The parish register of St. Martin's Church in Orb records the baptisms of the following children of Valentin & Catharina Pfeifer: (1) Johannes Heinrich, baptized 2 October 1733, died 14 October 1733; (2) Anna Maria, baptized 4 March 1735, died 29 May 1809 [in Orb]; (3) Catharina, baptized 1 December 1737; (twins 4 & 5) Johannes Heinrich & Georg, baptized 11 July 1740 [Johannes Heinrich died 31 August 1740 & Georg died 15 October 1741]; (6) Johannes Jacob, baptized 30 September 1742; (7) Johannes, baptized 25 January 1746; (8) Maria Margaretha, baptized 25 March 1750; and (9) Philipp, baptized 23 January 1753, died 16 August 1760. Valentin remarried on 7 January 1761 at St. Martin's Church in Orb to widow Elisabeth [surname not recorded].
Valentin Pfeifer, a farmer, his wife Elisabeth, and [step-]children [surnames not recorded] (Katharina, age 6; Anna, age 1) arrived from Lübeck at the port of Oranienbaum on 10 August 1766 aboard a ship under the command of Skipper Nikolaus Peter Pink.
Valentin Pfeiffer [sic], his wife Elisabeth, and daughter Cathrina [sic] (age 6) are recorded on the list of colonists being transported from St. Petersburg to Saratov in 1767 along with a note that Valentin died in route.
Widow Elisabeth Pfeifer and her daughter have not been located among the Volga German colonies.
Two of Valentin's sons by his first marriage also immigrated to Russia:
(1) Johannes Pfeifer and his wife Katharina arrived from Lübeck at the port of Oranienbaum on 22 July 1766 aboard the pink Lev under the command of Lieutenant Fyodor Fyodorov.

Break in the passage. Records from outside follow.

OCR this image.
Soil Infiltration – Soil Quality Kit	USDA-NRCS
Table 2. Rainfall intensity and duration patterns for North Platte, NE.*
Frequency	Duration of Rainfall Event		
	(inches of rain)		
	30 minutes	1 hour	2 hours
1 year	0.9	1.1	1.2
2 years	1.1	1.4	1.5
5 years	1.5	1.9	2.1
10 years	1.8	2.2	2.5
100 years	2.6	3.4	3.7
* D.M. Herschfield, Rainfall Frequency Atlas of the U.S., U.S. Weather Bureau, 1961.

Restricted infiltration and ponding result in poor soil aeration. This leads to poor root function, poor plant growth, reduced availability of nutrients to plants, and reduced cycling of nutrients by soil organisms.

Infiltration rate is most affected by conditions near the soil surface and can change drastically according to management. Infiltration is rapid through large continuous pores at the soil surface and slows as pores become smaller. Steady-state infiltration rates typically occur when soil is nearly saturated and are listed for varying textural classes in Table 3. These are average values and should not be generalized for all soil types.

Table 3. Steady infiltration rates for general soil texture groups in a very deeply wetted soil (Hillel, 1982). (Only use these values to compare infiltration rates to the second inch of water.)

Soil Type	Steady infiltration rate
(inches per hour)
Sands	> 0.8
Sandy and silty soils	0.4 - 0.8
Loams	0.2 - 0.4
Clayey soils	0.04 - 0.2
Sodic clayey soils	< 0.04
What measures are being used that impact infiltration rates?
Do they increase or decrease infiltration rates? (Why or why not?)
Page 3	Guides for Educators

They settled in the Volga German colony of Pfeifer on 20 August 1767 and are recorded there on the 1767 census in Household No. 6.
The Oranienbaum passenger list records that Johannes Pfeifer was a stonemason from the German region of Mainz while the 1767 census records that he was a farmer from the village of Orb.
(2) Jakob Pfeifer, a farmer, and his wife Anna arrived from Lübeck at the port of Oranienbaum on 10 August 1766 aboard a ship under the command of Skipper Nikolaus Peter Pink.
Jacob Pfeiffer, his wife Maria, and new-born daughter Anna Margreth. are recorded on the list of colonists being transported from St. Petersburg to Saratov in 1767 along with a note that Anna Margreth. died in route.
They are recorded on a list of Beauregard recruits (No. 57) attached to the 1767 census along with the orphan Anna Maria Bossert [Basser] (age 15). The 1767 census does not record a relationship between the Pfeifer and Bossert [Basser] families.
The Oranienbaum passenger list records that Jakob Pfeifer came from the German region of Mainz. The 1767 census records that he came from the German village of Orb.
In 1828, Adam Pfeifer and his family moved from Pfeifer to Herzog where they are recorded on the 1834 census of Herzog in Household No. 29.
- 1834 Herzog Census (Household No. 29).
- Kertel, Karola. Ortsfamilienbuch Bad Orb. [Online]
- Mai, Brent Alan. 1798 Census of the German Colonies along the Volga: Economy, Population, and Agriculture (Lincoln, NE: American Historical Society of Germans from Russia, 1999): Lz29, Pf40.
- Pleve, Igor. Einwanderung in das Wolgagebiet, 1764-1767 Band 3 (Göttingen: Der Göttinger Arbeitskreis, 2005): 379.
- Pleve, Igor. Einwanderung in das Wolgagebiet, 1764-1767 Band 4 (Göttingen: Der Göttinger Arbeitskreis, 2008): 360.
- Pleve, Igor. Lists of Colonists to Russia in 1766: Reports by Ivan Kulberg (Saratov: Saratov State Technical University, 2010): #2348, #4256, #4257.
- Rauschenbach, Georg. Deutsche Kolonisten auf dem Weg von St. Petersburg nach Saratow: Transportlisten von 1766-1767 (Moscow: G.V. Rauschenbach, 2017): #5782-5787.